I don’t think value drift is a real problem in current day models, but it’s seems like we can start thinking more seriously about how to measure value reflection/systemization, and that we could get non-zero signals from current models on how to do this. This would hopefully make us more prepared when we encounter actual reflection issues in AIs.
I’m hoping to run a SPAR project value reflection/systemization. People can apply here by January 14th if they’re interested! You can also learn more in my project proposal doc.
Fun fact, apparently you can spell it as “systemization” or “systematization.”
This seems to be related to ICM as it relates to propagating beliefs to be more consistent. This may be an issue with learning the prior in general where the human prior is actually not stable to the pressure to be consistent (but maybe CEV is stable to this?)

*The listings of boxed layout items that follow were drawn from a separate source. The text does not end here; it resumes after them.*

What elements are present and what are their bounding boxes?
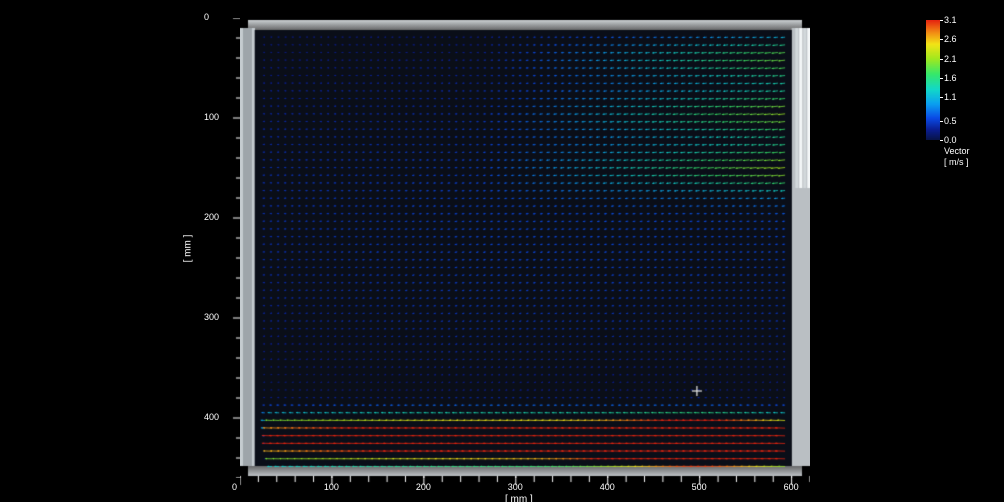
- y-axis-label: [ mm ]: [182, 235, 193, 263]
- y-tick-label: 200: [204, 212, 224, 222]
- vector-field-plot: [240, 18, 810, 478]
- colorbar-tick-label: 3.1: [944, 15, 957, 25]
- colorbar-title: Vector[ m/s ]: [944, 146, 970, 168]
- y-tick-label: 400: [204, 412, 224, 422]
- colorbar-tick-label: 2.1: [944, 54, 957, 64]
- colorbar-tick-label: 1.6: [944, 73, 957, 83]
- y-tick-label: 300: [204, 312, 224, 322]
- y-tick-label: 0: [204, 12, 224, 22]
- colorbar-tick-label: 0.0: [944, 135, 957, 145]
- colorbar-tick-label: 2.6: [944, 34, 957, 44]
- x-tick-label: 0: [232, 482, 237, 492]
- colorbar-tick-label: 1.1: [944, 92, 957, 102]
- colorbar-tick-label: 0.5: [944, 116, 957, 126]
- y-tick-label: 100: [204, 112, 224, 122]
- colorbar: [926, 20, 940, 140]
- x-axis-label: [ mm ]: [505, 494, 533, 502]
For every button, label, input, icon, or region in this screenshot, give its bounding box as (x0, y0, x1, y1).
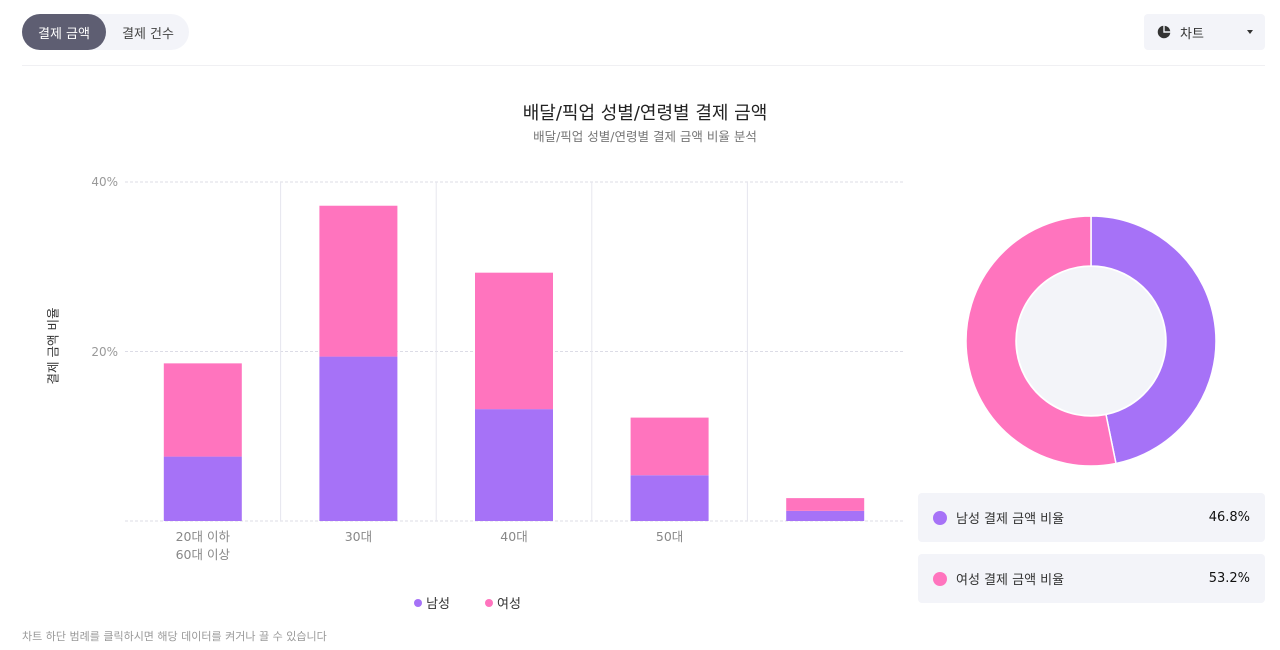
bar-segment-male[interactable] (163, 456, 242, 521)
x-tick-line: 20대 이하 (175, 529, 230, 544)
bar-segment-male[interactable] (319, 356, 398, 521)
bar-segment-female[interactable] (163, 363, 242, 457)
x-tick-line: 40대 (500, 529, 528, 544)
bar-segment-male[interactable] (786, 510, 865, 521)
donut-hole (1017, 267, 1165, 415)
donut-slice-male[interactable] (1090, 215, 1217, 465)
chart-type-dropdown[interactable]: 차트 (1144, 14, 1265, 50)
stat-value-male: 46.8% (1208, 510, 1250, 525)
donut-chart (965, 215, 1217, 467)
x-tick-label: 40대 (436, 528, 592, 546)
x-tick-line: 30대 (344, 529, 373, 544)
x-tick-label: 30대 (280, 528, 436, 546)
stat-label-female: 여성 결제 금액 비율 (956, 573, 1065, 588)
legend-label-male: 남성 (426, 597, 450, 612)
x-tick-label: 50대 (592, 528, 748, 546)
stat-label-male: 남성 결제 금액 비율 (956, 512, 1065, 527)
legend-hint: 차트 하단 범례를 클릭하시면 해당 데이터를 켜거나 끌 수 있습니다 (22, 630, 327, 643)
y-tick-40: 40% (91, 175, 118, 189)
stat-card-male: 남성 결제 금액 비율 46.8% (918, 493, 1265, 542)
chart-legend: 남성 여성 (0, 593, 920, 612)
bar-segment-female[interactable] (630, 417, 709, 476)
metric-toggle: 결제 금액 결제 건수 (22, 14, 189, 50)
male-dot-icon (933, 510, 947, 525)
donut-slice-female[interactable] (965, 215, 1117, 467)
legend-dot-female (485, 598, 493, 607)
bar-segment-male[interactable] (630, 475, 709, 521)
y-tick-20: 20% (91, 345, 118, 359)
bar-segment-female[interactable] (786, 498, 865, 511)
pie-chart-icon (1157, 25, 1171, 39)
legend-label-female: 여성 (497, 597, 521, 612)
chart-type-label: 차트 (1180, 26, 1204, 42)
legend-item-male[interactable]: 남성 (399, 593, 450, 612)
bar-segment-female[interactable] (319, 205, 398, 357)
bar-segment-male[interactable] (475, 409, 553, 521)
female-dot-icon (933, 571, 947, 586)
legend-dot-male (414, 598, 423, 607)
bar-segment-female[interactable] (475, 272, 553, 410)
chevron-down-icon (1247, 30, 1253, 34)
header-divider (22, 65, 1265, 66)
stat-value-female: 53.2% (1208, 571, 1250, 586)
chart-title: 배달/픽업 성별/연령별 결제 금액 (522, 103, 768, 124)
stat-card-female: 여성 결제 금액 비율 53.2% (918, 554, 1265, 603)
x-tick-label: 20대 이하 60대 이상 (125, 528, 281, 564)
x-tick-line: 50대 (655, 529, 684, 544)
stacked-bar-chart (125, 181, 903, 522)
chart-subtitle: 배달/픽업 성별/연령별 결제 금액 비율 분석 (533, 129, 757, 144)
toggle-payment-amount[interactable]: 결제 금액 (22, 14, 106, 50)
x-tick-line: 60대 이상 (175, 547, 230, 562)
legend-item-female[interactable]: 여성 (470, 593, 521, 612)
toggle-payment-count[interactable]: 결제 건수 (121, 26, 174, 42)
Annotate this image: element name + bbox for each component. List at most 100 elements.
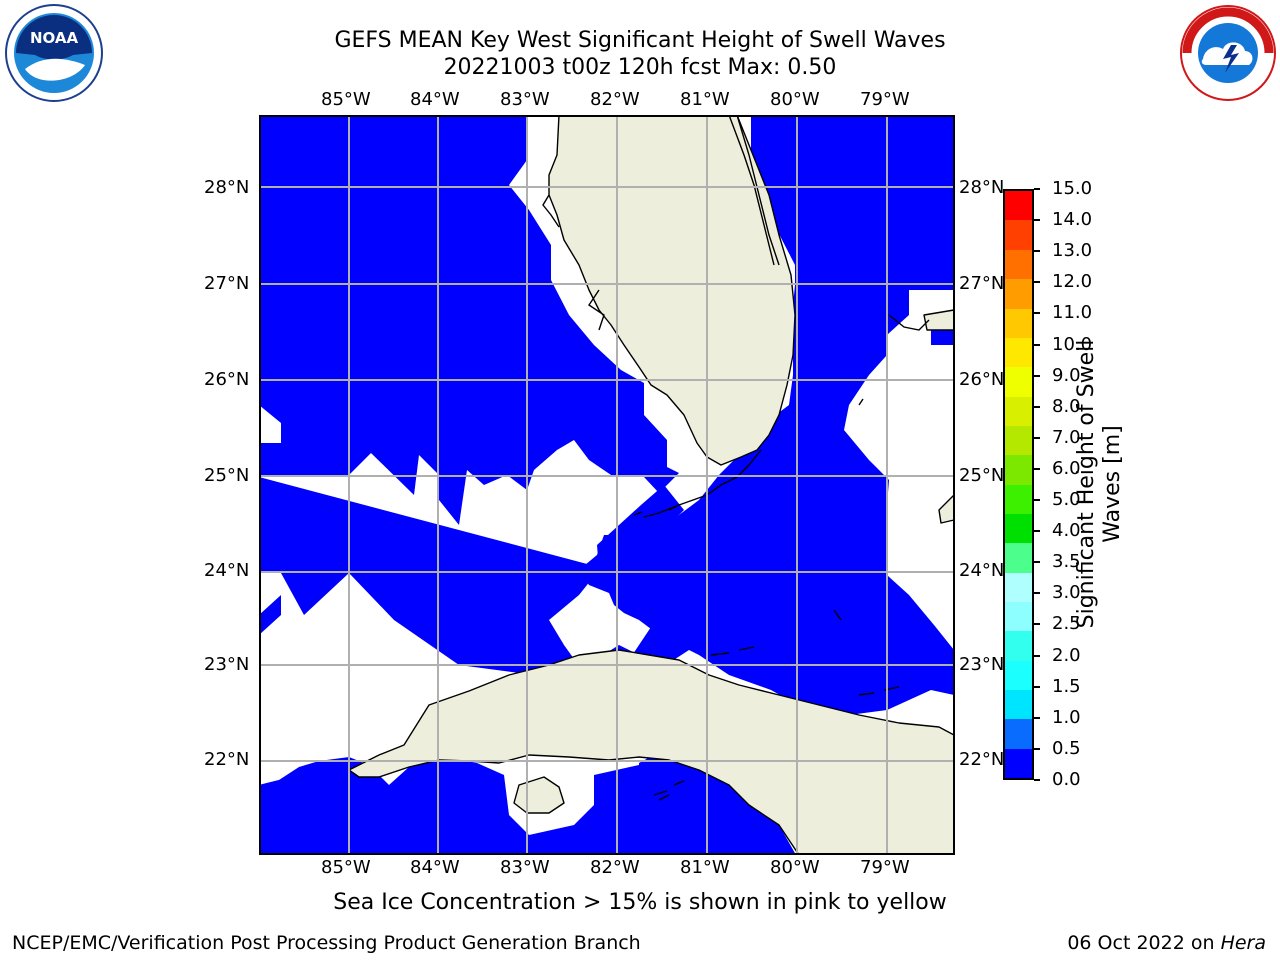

That’s a very cool research proposal. I think its an extremely important topic. I’ve been trying to write a post about this for a while, but not had so much time.
Centrally motivated by the fact that like: humans and llms don’t have clean value/reasoning factorization in the brain, so where do we/they have it? We act coherently often, so we should have something isomorphic to that somewhere.
Seems to me a pretty plausible hypothesis is that “clean” values emerge at least in a large part through symbolic ordering of thoughts, ie when we’re forced to represent our values to others, or to ourselves when that helps reasoning about them.
Then we end up identifying with that symbolic representation instead of the raw values that generate them. It has a “regularizing” effect so to speak.
Like I see myself feel bad whenever other people feel bad, and when some animals feel bad, but not all animals. Then I compactify that pattern of feelings I find in myself, by saying to myself and others “I don’t like it when other beings feel bad”. Then that also has the potential to rewire the ground level feelings. Like if I say to myself “I don’t like it when other beings feel bad” enough times, eventually I might start feeling bad when shrimp’s eyestalks are ablated, even though I didn’t feel that way originally. I mean this is a somewhat cartoonish and simple example.
But seems reasonable to me that value formation in humans (meaning, the things that were functionally optimizing for when we’re acting coherently) works that way. And seems plausible that value formation in LLMs would also work this way.
I haven’t thought of any experiments to test this though.